We kept the kitchen sink open for pot-filling and the dish-sterilization procedure that involved soaking the dishes in a dilute bleach solution in batches and then letting them air dry. I was not fond of this additional dishwashing step. Not at all. If the boil order had continued for another week, I think we’d be looking at the elimination of this step, replaced, perhaps, by preventative post-dinner shots of vodka.
But, luckily, the water situation was just temporary. Now I’m looking at my faucets in a whole new light. Oh, who am I kidding, no I’m not. I’m back to taking refreshing, potable water for granted again just like I did during the good old days of last week. It took all of 10 seconds after the boil order was lifted and I finished flushing the bad water out of our pipes in what, to an uninformed observer, must have looked like symbolically wasteful fashion. The moral of this story is: MWRA, please take good care of our water supply!
Love,
Tammy
That's quite a system you had set up! I feel exceedingly lucky to live in Cambridge! And I ended up having people over dinner who were in the boil-zone.
Posted by: Julia | May 05, 2010 at 06:41 AM
Tammy, I love this post. I cherish our convenient supply of water and am consciously grateful that we so rarely have to worry about it being contaminated, unlike so many people from developing countries.

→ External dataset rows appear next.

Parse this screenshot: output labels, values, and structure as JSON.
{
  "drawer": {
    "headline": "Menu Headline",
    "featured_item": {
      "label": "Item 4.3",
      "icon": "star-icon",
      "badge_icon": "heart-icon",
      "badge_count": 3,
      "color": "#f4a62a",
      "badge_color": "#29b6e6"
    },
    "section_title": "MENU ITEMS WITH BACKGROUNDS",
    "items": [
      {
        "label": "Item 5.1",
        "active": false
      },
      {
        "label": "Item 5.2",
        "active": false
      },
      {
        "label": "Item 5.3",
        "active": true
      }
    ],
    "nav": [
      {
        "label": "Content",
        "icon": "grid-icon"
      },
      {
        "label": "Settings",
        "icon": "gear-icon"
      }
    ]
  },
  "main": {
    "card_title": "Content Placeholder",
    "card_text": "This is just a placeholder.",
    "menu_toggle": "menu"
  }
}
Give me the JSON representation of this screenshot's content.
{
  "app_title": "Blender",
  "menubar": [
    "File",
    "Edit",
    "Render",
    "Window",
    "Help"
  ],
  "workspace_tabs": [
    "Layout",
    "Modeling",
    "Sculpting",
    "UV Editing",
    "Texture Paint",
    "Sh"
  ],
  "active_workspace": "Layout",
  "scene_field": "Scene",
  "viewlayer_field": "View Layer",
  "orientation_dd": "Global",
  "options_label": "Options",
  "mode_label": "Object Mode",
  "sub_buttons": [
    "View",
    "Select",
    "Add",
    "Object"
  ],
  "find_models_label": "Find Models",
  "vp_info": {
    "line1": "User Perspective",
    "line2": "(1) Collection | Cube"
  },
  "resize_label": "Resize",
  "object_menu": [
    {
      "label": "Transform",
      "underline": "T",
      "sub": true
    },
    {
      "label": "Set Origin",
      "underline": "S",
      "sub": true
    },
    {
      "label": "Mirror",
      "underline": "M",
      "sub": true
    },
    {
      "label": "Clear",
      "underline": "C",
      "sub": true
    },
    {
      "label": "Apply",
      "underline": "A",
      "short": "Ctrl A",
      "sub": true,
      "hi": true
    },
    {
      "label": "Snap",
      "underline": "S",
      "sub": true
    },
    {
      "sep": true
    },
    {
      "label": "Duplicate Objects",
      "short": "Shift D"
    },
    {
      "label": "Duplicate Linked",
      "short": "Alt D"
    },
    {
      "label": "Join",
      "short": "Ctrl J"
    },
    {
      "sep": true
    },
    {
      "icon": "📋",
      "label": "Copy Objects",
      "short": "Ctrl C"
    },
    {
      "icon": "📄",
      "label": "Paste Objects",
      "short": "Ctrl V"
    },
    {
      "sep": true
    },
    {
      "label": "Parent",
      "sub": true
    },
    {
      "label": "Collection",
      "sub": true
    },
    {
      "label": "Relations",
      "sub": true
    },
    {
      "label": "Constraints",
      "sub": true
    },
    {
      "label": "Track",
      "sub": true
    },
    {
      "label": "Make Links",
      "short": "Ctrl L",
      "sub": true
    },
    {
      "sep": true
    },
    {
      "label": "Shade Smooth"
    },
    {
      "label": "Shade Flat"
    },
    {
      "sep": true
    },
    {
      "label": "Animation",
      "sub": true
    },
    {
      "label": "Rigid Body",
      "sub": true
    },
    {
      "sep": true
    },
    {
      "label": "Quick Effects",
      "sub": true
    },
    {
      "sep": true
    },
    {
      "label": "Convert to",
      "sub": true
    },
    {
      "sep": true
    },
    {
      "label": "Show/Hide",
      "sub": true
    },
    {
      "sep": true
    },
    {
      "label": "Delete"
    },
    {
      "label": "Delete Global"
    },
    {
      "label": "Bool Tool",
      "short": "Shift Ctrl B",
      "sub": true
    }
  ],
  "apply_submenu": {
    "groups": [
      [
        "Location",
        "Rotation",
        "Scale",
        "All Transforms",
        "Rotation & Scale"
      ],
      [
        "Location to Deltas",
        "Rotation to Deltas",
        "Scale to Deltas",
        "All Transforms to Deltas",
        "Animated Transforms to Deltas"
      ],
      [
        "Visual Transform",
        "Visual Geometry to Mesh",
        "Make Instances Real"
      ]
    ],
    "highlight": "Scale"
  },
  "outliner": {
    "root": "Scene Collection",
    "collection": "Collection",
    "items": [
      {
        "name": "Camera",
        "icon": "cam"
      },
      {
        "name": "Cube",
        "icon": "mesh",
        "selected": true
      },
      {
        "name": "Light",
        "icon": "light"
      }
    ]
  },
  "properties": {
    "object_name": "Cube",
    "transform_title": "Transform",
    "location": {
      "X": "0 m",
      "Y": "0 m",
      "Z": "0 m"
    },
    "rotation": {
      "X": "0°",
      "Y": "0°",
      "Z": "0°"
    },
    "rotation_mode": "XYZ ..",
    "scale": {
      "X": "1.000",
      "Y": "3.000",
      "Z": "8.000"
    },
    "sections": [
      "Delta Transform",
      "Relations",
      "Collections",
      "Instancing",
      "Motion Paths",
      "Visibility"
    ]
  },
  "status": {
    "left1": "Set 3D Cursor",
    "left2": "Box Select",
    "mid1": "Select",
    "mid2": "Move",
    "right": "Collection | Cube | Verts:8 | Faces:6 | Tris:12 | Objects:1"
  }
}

We have a cottage where there is no running water that has been in our family for 3 generations. When we're there, our daily chores include carrying buckets of water up from the lake and distributing them throughout the house. We boil the water we intend to drink but just use regular lake water for dish-washing, tooth-brushing, and veggie-rinsing. When we go up in winter, the whole process is further complicated by having to hack through the ice and then keep the water from freezing once we get it up to the cabin (not so easy when the only mechanism of heat is a wood burning stove).
While some people may be horrified by the prospect of living this way, I absolutely love the whole process. The best tasting and most refreshing water I've ever tasted as been from that lake... mixed liberally with the sweat it took to lug the buckets around and chop the wood for the stove.
Posted by: Robin | May 05, 2010 at 09:11 AM
You guys are lucky to have water. In some regions here in the Philippines, water has been out for almot 2 months now. not to mention the scorching hot temperature.
Posted by: medieval dresses | May 05, 2010 at 01:17 PM
What an intense few days. Thanks for making me grateful for the opportunity to take clean water for granted.